William Longair

Personal information
- Full name: William Longair
- Date of birth: 19 July 1870
- Place of birth: Dundee, Scotland
- Date of death: 16 June 1926 (aged 55)
- Position(s): Half back

Youth career
- 0000–1887: Rockwell High School

Senior career*
- Years: Team / Apps / (Gls)
- 1887–1893: Dundee East End
- 1893–1895: Dundee / 34 / (1)
- 1895: Newton Heath / 1 / (0)
- 1895–1896: Dundee / 16 / (1)
- 1896: Sunderland / 2 / (0)
- 1896–1897: Burnley / 2 / (0)
- 1897–1898: Dundee / 11 / (0)
- 1898: Brighton United
- 1899–1902: Dundee / 53 / (1)
- Total:  / 119+ / (3+)

International career
- 1894: Scotland / 1 / (0)

= William Longair =

Scottish footballer

William "Plum" Longair (19 July 1870 – 28 November 1926) was a Scottish footballer who played as a half-back for Dundee in the 1890s. When he retired from playing, he became the club's trainer for over two decades, and remained an influential figure at the club.

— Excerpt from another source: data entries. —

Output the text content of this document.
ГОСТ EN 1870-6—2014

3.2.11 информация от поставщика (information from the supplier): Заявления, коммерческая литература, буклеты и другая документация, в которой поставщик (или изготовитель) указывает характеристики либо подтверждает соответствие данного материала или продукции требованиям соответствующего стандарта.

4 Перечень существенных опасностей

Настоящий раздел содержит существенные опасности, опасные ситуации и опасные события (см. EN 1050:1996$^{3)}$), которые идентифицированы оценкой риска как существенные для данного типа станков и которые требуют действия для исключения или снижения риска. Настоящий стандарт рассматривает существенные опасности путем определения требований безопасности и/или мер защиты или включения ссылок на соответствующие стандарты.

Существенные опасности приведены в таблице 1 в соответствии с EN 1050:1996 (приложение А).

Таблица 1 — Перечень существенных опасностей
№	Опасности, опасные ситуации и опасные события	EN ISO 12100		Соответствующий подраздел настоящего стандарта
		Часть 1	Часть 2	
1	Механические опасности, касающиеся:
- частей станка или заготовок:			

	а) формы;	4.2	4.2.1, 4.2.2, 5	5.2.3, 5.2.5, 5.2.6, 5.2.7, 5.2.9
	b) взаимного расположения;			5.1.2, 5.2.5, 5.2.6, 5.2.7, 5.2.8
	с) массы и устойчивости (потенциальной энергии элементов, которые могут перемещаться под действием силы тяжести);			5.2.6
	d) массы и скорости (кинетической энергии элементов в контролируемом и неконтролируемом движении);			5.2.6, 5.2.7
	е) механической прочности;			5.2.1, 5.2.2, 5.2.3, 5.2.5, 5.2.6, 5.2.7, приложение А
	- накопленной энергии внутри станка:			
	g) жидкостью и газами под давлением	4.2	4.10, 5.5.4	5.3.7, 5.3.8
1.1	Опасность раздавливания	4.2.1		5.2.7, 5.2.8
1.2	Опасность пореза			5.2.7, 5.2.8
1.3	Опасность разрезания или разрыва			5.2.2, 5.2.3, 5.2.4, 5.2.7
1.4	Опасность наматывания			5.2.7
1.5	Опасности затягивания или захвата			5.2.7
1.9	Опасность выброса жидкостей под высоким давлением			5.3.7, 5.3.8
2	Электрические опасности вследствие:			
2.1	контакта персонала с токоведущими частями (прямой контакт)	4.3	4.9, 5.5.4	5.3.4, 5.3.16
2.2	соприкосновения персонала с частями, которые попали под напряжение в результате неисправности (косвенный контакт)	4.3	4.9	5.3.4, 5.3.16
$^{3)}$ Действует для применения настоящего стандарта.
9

Born in Dundee, Longair began his football career with Dundee F.C. in the early 1890s. He made his debut for Scotland in March 1894, and signed for Newton Heath in February 1895. He played for Newton Heath for four months, making one appearance, before returning to Dundee in June 1895. Short spells at Sunderland and Burnley followed in the 1896–97 season, before he moved to Brighton United in 1898 after a brief return up north. He returned to Dundee once again in May 1899, retiring from football in 1902.

Longair would later go on to become the club's trainer and perform the role for over 20 years, including training the eventual 1910 Scottish Cup winners. Longair would also become Dundee's groundsman in 1924. Upon his death in 1926, a crowd of approximately 20,000 lined the streets as his coffin passed to honour his services to the club and the city.

His uncle, also named William Longair, was Lord Provost of the Burgh of Dundee from 1905 to 1908.

On 3 April 2009, Longair was inducted into Dundee's Hall of Fame (Heritage Award).